POR í‰MULO TRAGALEGUAS
El Patojo, como le decían en el barrio, estaba muy contento porque iniciaba el Mundial. Era su primer evento de esta magnitud. Hacía cuatro años, para España 82, él aún no sabía de esa fiebre; recordaba un carrito de plástico, muy ligero, con una vejiga en la parte de atrás, que al inflarla y dejarle escapar el aire, hacía que el carrito saliera disparado por unos metros. Pero su señor padre, que observaba por el televisor en blanco y negro la final entre Italia y Alemania, lo mandó a callar.
Ahora, el Patojo tenía conciencia. Había llenado ya el álbum del Mundial, incluyendo la estampita de Andreas Brehmen, una de las más difíciles, así como la de la selección de Canadá. No cabía duda: México 86 sería su primer Mundial.
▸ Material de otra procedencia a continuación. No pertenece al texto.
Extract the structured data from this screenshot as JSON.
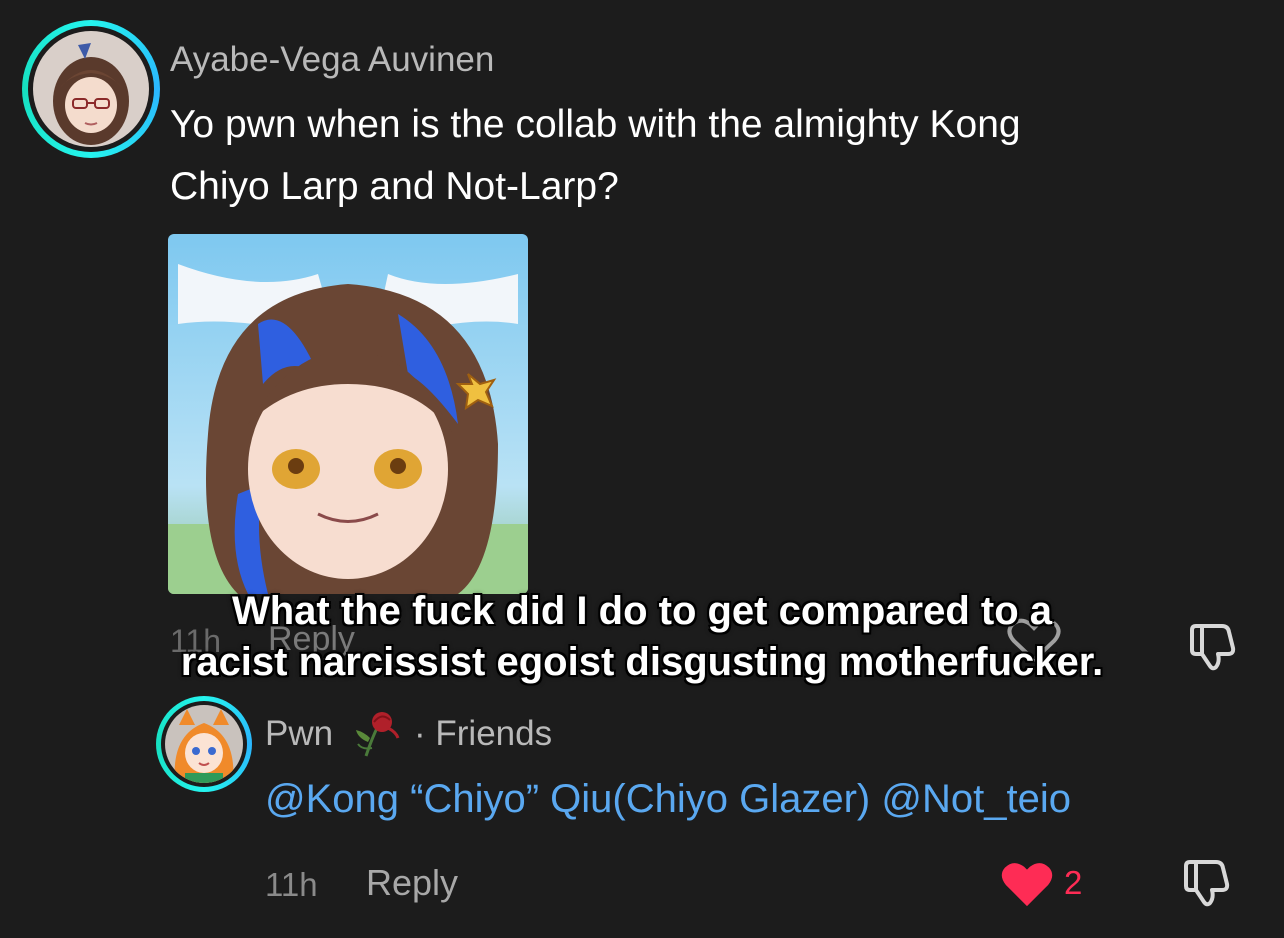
{
  "comment": {
    "username": "Ayabe-Vega Auvinen",
    "text_line1": "Yo pwn when is the collab with the almighty Kong",
    "text_line2": "Chiyo Larp and Not-Larp?",
    "time": "11h",
    "reply_label": "Reply"
  },
  "reply": {
    "username": "Pwn",
    "badge": "· Friends",
    "mention1": "@Kong “Chiyo” Qiu(Chiyo Glazer)",
    "mention2": "@Not_teio",
    "time": "11h",
    "reply_label": "Reply",
    "like_count": "2"
  },
  "caption": {
    "line1": "What the fuck did I do to get compared to a",
    "line2": "racist narcissist egoist disgusting motherfucker."
  },
  "colors": {
    "background": "#1c1c1c",
    "mention": "#5aa8f0",
    "like": "#fe2c55",
    "ring": "#25f4ee"
  },
  "icons": [
    "heart-icon",
    "dislike-icon",
    "rose-emoji-icon"
  ]
}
Como verdad de Perogrullo, había aceptado, por medio de su señor padre, que Brasil es el mejor equipo, en cualquier estadio, en cualquier Mundial. Es por ello que, utilizando una camisola con los colores de la Canarinha, que había pertenecido a su señor padre de un equipo con el cual jugó en los campos del Roosevelt, se la probó, y, a pesar que le quedaba guangocha, se la quedó. Buscó una pantaloneta verde, pero sólo encontró la que utilizaba su señora madre para hacer sus aeróbicos, pero como le quedaba grande, se la amarró con un lazo plástico.
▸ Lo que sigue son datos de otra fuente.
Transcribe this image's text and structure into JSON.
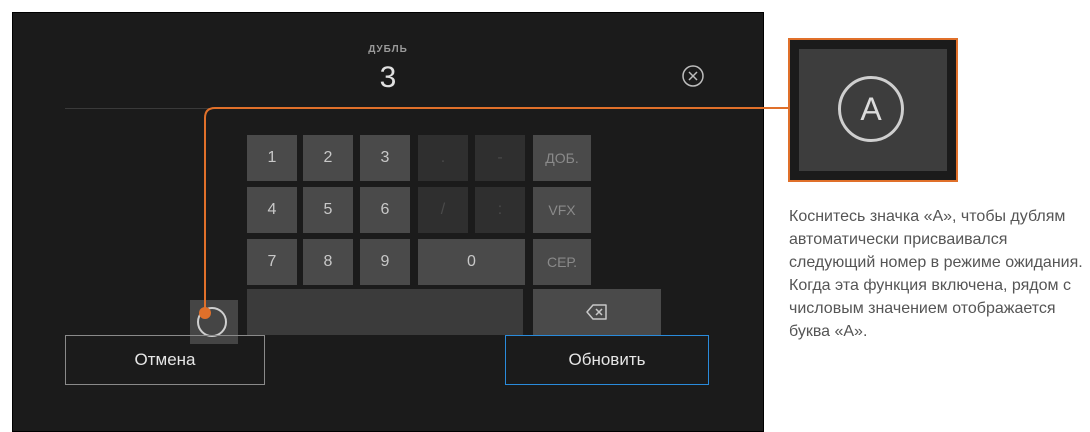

Brasil perdió esa jornada contra Francia. Pero él no vio el partido. Aburrido, desde el primer tiempo, tomó su pelota número cinco, que ya tenía algunos «gajos» descascarados, y fue a patear a la calle. En lontananza divisó a su amigo Carlitos, y se pusieron a jugar la chamusca más interesante, en la que no había tarjetas rojas, y el ganador era el último que anotara el gol cuando la noche empezaba a pintar el cielo y ya era imposible observar el balón.